Not buying it. Not buying: stay home all good. What I don’t know is what I am. And knowing there’s nothing to find there. To help, in the end, you can’t go home. Can’t go where you cried the first time, to the blocks around the hospital room. No fit there, more natural. Always eternally cast adrift. Unknown and unknowing. A sentence with no subject no verb no object. A lack. And always the movement around.

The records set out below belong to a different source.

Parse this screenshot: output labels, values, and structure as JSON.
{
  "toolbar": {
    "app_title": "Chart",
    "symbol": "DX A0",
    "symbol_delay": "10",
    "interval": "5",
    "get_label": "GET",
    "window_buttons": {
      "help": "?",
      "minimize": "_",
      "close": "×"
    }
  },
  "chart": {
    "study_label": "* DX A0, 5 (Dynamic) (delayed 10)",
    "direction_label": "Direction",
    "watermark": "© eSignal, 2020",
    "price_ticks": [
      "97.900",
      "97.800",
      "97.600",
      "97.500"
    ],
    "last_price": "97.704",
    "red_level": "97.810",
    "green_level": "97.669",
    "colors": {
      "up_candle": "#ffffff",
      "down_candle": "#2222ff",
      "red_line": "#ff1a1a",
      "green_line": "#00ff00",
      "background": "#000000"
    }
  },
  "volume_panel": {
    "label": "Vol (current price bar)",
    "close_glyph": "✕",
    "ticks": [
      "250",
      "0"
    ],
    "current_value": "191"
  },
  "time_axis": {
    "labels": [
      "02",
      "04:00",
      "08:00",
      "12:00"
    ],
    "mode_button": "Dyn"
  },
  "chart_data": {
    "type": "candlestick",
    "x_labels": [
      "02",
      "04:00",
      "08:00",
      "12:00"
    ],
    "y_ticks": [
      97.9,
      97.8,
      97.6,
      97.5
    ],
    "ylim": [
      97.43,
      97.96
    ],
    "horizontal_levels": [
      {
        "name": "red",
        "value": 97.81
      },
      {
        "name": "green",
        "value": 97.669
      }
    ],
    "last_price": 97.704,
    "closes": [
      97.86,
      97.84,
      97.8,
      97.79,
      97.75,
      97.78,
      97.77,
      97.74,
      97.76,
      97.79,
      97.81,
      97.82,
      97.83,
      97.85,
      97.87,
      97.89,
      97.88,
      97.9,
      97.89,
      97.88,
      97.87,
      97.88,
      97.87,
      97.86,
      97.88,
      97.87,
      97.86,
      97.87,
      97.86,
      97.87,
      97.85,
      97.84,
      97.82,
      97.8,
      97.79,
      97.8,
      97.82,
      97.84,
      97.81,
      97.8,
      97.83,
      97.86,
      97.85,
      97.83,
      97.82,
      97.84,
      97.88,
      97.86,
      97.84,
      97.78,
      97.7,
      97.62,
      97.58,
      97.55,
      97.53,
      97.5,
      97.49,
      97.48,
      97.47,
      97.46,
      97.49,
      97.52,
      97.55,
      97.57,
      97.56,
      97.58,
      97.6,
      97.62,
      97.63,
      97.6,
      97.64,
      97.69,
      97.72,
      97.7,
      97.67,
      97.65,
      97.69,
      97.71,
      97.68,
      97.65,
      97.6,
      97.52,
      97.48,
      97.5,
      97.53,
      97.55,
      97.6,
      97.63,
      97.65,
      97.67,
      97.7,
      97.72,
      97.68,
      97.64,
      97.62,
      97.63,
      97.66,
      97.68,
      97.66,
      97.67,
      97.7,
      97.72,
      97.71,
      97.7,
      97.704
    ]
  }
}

Not like erasing. Visits produce knowledge. What’s critical is what happens after. Maybe like spying is the only way we have to begin. Any of you or us that is.

3:15 Experiment

Participated in the 3:15 Experiment this past month of August. Woke up at 3:15am on about ten of the days of the month (even though I was supposed to wake up all the days) and wrote. Alarms going off at 3:15am, some days I dragged myself up to write, some days I just couldn't. But been real happy with the results, with the discipline. With how the shortstoetryprosepoemnotapoems worked out. Now that the month is over, I want to share. And I couldn't during the month (against the guidelines to re-read during the month). All the texts should be published on the 3:15 Experiment site sometime soon. And more info and texts from past years are there now. They're sposed to be raw, just so you know. So here goes.

8/12 - 3:15am

one has to learn to be naked, she said. laughing responded. this city has become my hacking. meander on all too well known pathways. turn left here or there. never make that light. never. always a shred too late. been here since darkness. since the parade. since clipboards and good intentions. since genealogy and midnight uproot. didn’t write poems then. don’t.

interrupt to break the map. new lines on an old chaos. a corner never seen, an old peeling two story with a cyclone fence. never saw you, never saw the sign. machine repair. newness invades. the well tread leads. the rest, lost to touch. always missing. one step off. forgot knowing everything about a place never happens. the city laughed. she.

hacking in dryness, inside space. outside damp heavy pots curbs balconies we all glisten. this body revolts. never knew hurt like this. can’t breathe here. no future, only past. no walking after 3am, no sunrises or mountains. just blinds curtains stoplights measured flow tupperware to be washed.

if only hacking cities were enough. if only naked again could.